The signac-flow package uses environment profiles to adjust the submission process to local environments. That is because different environments provide different resources and options for the submission of operations to those resources. Although the basic options will always be the same, there might be some subtle differences depending on where you want to submit your operations.

Tip

If you are running on a high-performance super computer, add the following line to your project.py module to import packaged profiles: import flow.environments Please see Supported Environments for more information.

How to Use Environments

Environments are defined by subclassing from the ComputeEnvironment class. The ComputeEnvironment class is a meta-class that ensures that all subclasses are automatically globally registered when they are defined. This enables us to use environments simply by defining them or importing them from a different module. The flow.get_environment() function will go through all defined ComputeEnvironment classes and return the one where the is_present() class method returns True.

Packaged Environments

The package comes with a few default environments which are always available and designed for specific schedulers. That includes the DefaultTorqueEnvironment and the DefaultSlurmEnvironment. This means that if you are within an environment with a torque or slurm scheduler you should be immediately able to submit to the cluster.

In addition, signac-flow comes with some environments tailored to specific compute clusters that are defined in the flow.environments module. These environments are not automatically available. Instead, you need to explictly import the flow.environments module.

For a full list of all packaged environments, please see Supported Environments.

Defining New Environments

In order to implement a new environment, create a new class that inherits from flow.ComputeEnvironment. You will need to define a detection algorithm for your environment, by default we use a regular expression that matches the return value of socket.getfqdn().

Those are the steps usually required to define a new environment:

  1. Subclass from flow.ComputeEnvironment.
  2. Determine a regular expression that would match the output of socket.getfqdn().
  3. Create a template and specify the template name as template class variable.

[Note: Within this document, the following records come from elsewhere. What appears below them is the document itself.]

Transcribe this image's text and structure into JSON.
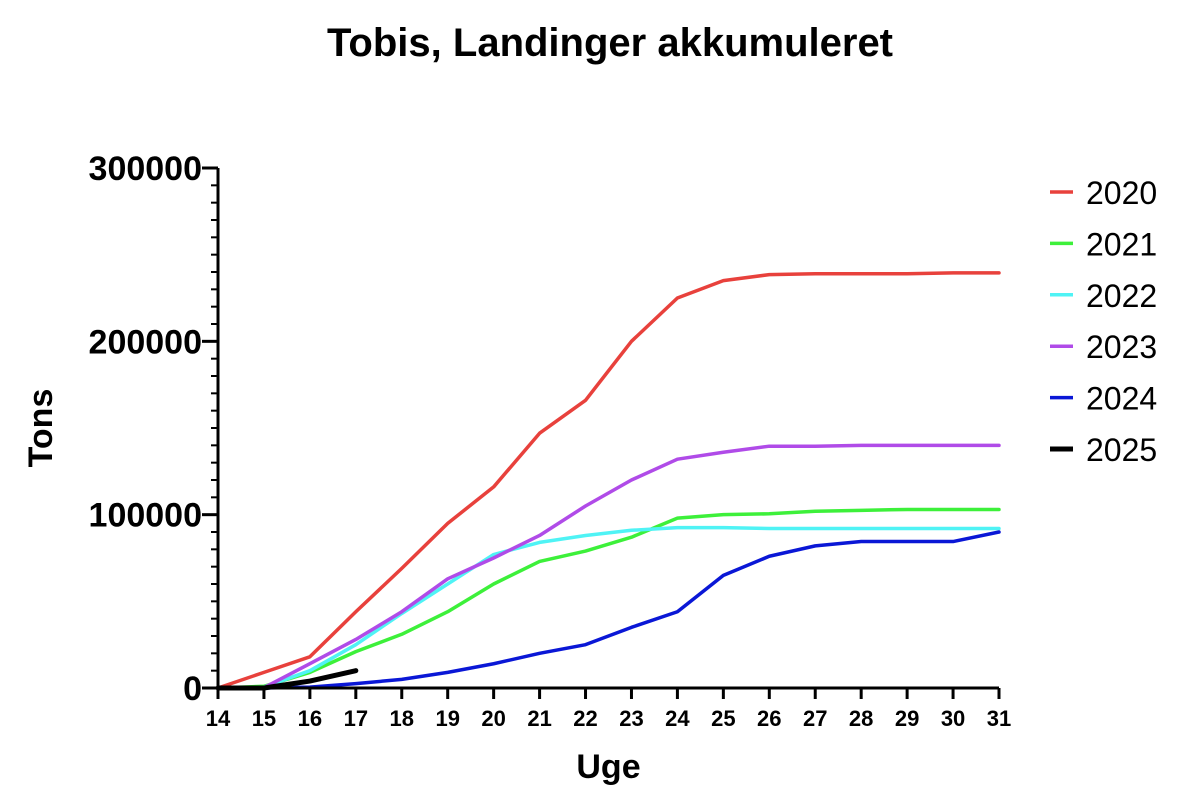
{
  "chart_data": {
    "type": "line",
    "title": "Tobis, Landinger akkumuleret",
    "xlabel": "Uge",
    "ylabel": "Tons",
    "xlim": [
      14,
      31
    ],
    "ylim": [
      0,
      300000
    ],
    "x_ticks": [
      "14",
      "15",
      "16",
      "17",
      "18",
      "19",
      "20",
      "21",
      "22",
      "23",
      "24",
      "25",
      "26",
      "27",
      "28",
      "29",
      "30",
      "31"
    ],
    "y_ticks": [
      "0",
      "100000",
      "200000",
      "300000"
    ],
    "legend_position": "right",
    "grid": false,
    "series": [
      {
        "name": "2020",
        "color": "#e8413c",
        "x": [
          14,
          15,
          16,
          17,
          18,
          19,
          20,
          21,
          22,
          23,
          24,
          25,
          26,
          27,
          28,
          29,
          30,
          31
        ],
        "y": [
          0,
          9000,
          18000,
          44000,
          69000,
          95000,
          116000,
          147000,
          166000,
          200000,
          225000,
          235000,
          238500,
          239000,
          239000,
          239000,
          239500,
          239500
        ]
      },
      {
        "name": "2021",
        "color": "#3df03a",
        "x": [
          14,
          15,
          16,
          17,
          18,
          19,
          20,
          21,
          22,
          23,
          24,
          25,
          26,
          27,
          28,
          29,
          30,
          31
        ],
        "y": [
          0,
          1000,
          9000,
          21000,
          31000,
          44000,
          60000,
          73000,
          79000,
          87000,
          98000,
          100000,
          100500,
          102000,
          102500,
          103000,
          103000,
          103000
        ]
      },
      {
        "name": "2022",
        "color": "#4ff3f5",
        "x": [
          14,
          15,
          16,
          17,
          18,
          19,
          20,
          21,
          22,
          23,
          24,
          25,
          26,
          27,
          28,
          29,
          30,
          31
        ],
        "y": [
          0,
          500,
          10000,
          25000,
          43000,
          60000,
          77000,
          84000,
          88000,
          91000,
          92500,
          92500,
          92000,
          92000,
          92000,
          92000,
          92000,
          92000
        ]
      },
      {
        "name": "2023",
        "color": "#b04be8",
        "x": [
          14,
          15,
          16,
          17,
          18,
          19,
          20,
          21,
          22,
          23,
          24,
          25,
          26,
          27,
          28,
          29,
          30,
          31
        ],
        "y": [
          0,
          200,
          14000,
          28000,
          44000,
          63000,
          75000,
          88000,
          105000,
          120000,
          132000,
          136000,
          139500,
          139500,
          140000,
          140000,
          140000,
          140000
        ]
      },
      {
        "name": "2024",
        "color": "#0a17d6",
        "x": [
          14,
          15,
          16,
          17,
          18,
          19,
          20,
          21,
          22,
          23,
          24,
          25,
          26,
          27,
          28,
          29,
          30,
          31
        ],
        "y": [
          0,
          0,
          500,
          2500,
          5000,
          9000,
          14000,
          20000,
          25000,
          35000,
          44000,
          65000,
          76000,
          82000,
          84500,
          84500,
          84500,
          90000
        ]
      },
      {
        "name": "2025",
        "color": "#000000",
        "x": [
          14,
          15,
          16,
          17
        ],
        "y": [
          0,
          0,
          4000,
          10000
        ]
      }
    ]
  }
}
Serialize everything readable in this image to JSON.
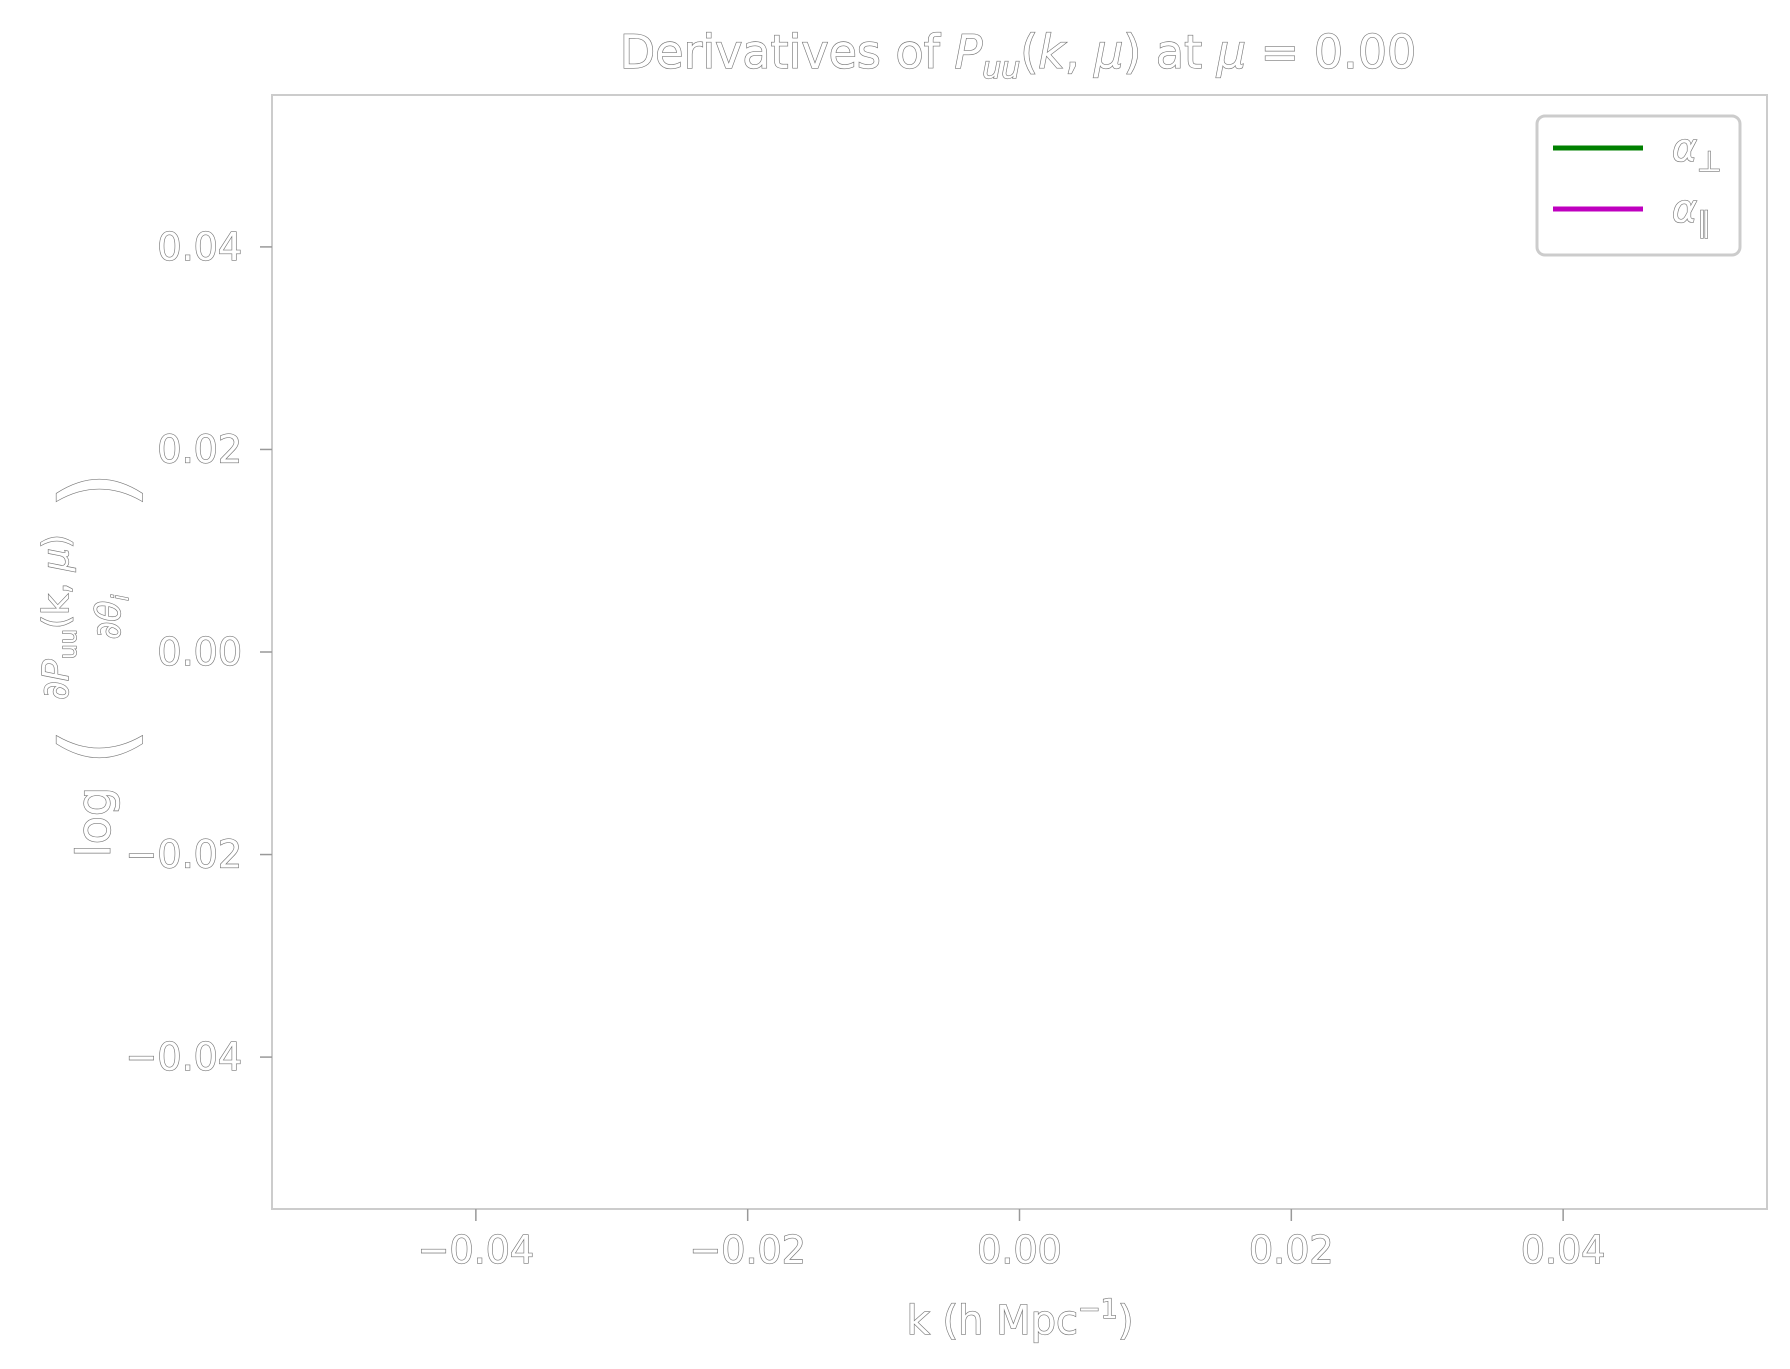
{
  "chart_data": {
    "type": "line",
    "title": "Derivatives of P_uu(k, μ) at μ = 0.00",
    "xlabel": "k (h Mpc⁻¹)",
    "ylabel": "log( ∂P_uu(k, μ) / ∂θ_i )",
    "xlim": [
      -0.055,
      0.055
    ],
    "ylim": [
      -0.055,
      0.055
    ],
    "x_ticks": [
      -0.04,
      -0.02,
      0.0,
      0.02,
      0.04
    ],
    "x_tick_labels": [
      "−0.04",
      "−0.02",
      "0.00",
      "0.02",
      "0.04"
    ],
    "y_ticks": [
      0.04,
      0.02,
      0.0,
      -0.02,
      -0.04
    ],
    "y_tick_labels": [
      "0.04",
      "0.02",
      "0.00",
      "−0.02",
      "−0.04"
    ],
    "grid": false,
    "legend_position": "top-right",
    "series": [
      {
        "name": "α⊥",
        "color": "#008000",
        "x": [],
        "y": []
      },
      {
        "name": "α∥",
        "color": "#bf00bf",
        "x": [],
        "y": []
      }
    ]
  }
}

This is an example for a typical environment class definition:

class MyUniversityCluster(flow.DefaultTorqueEnvironment):

    hostname_pattern = r'.*\.mycluster\.university\.edu$'  # Matches names like login.mycluster.university.edu
    template = 'mycluster.myuniversity.sh'

Then, add the mycluster.myuniversity.sh template script to the templates/ directory within your project root directory.

Important

The new environment will be automatically registered and used as long as it is either defined within the same module as your FlowProject class or its module is imported into the same module.

As an example on how to write a submission script template, this would be a viable template to define the header for a SLURM scheduler:

{% extends "base_script.sh" %}
{% block header %}
#!/bin/bash
#SBATCH --job-name="{{ id }}"
#SBATCH --partition={{ partition }}
#SBATCH -t {{ walltime|format_timedelta }}
{% block tasks %}
#SBATCH --ntasks={{ np_global }}
{% endblock %}
{% endblock %}

All templates, which are shipped with the package, are within the flow/templates/ directory within the package source code.

Contributing Environments to the Package

Users are highly encouraged to contribute environment profiles that they developed for their local environments. In order to contribute an environment, either simply email them to the package maintainers (see the README for contact information) or create a pull request.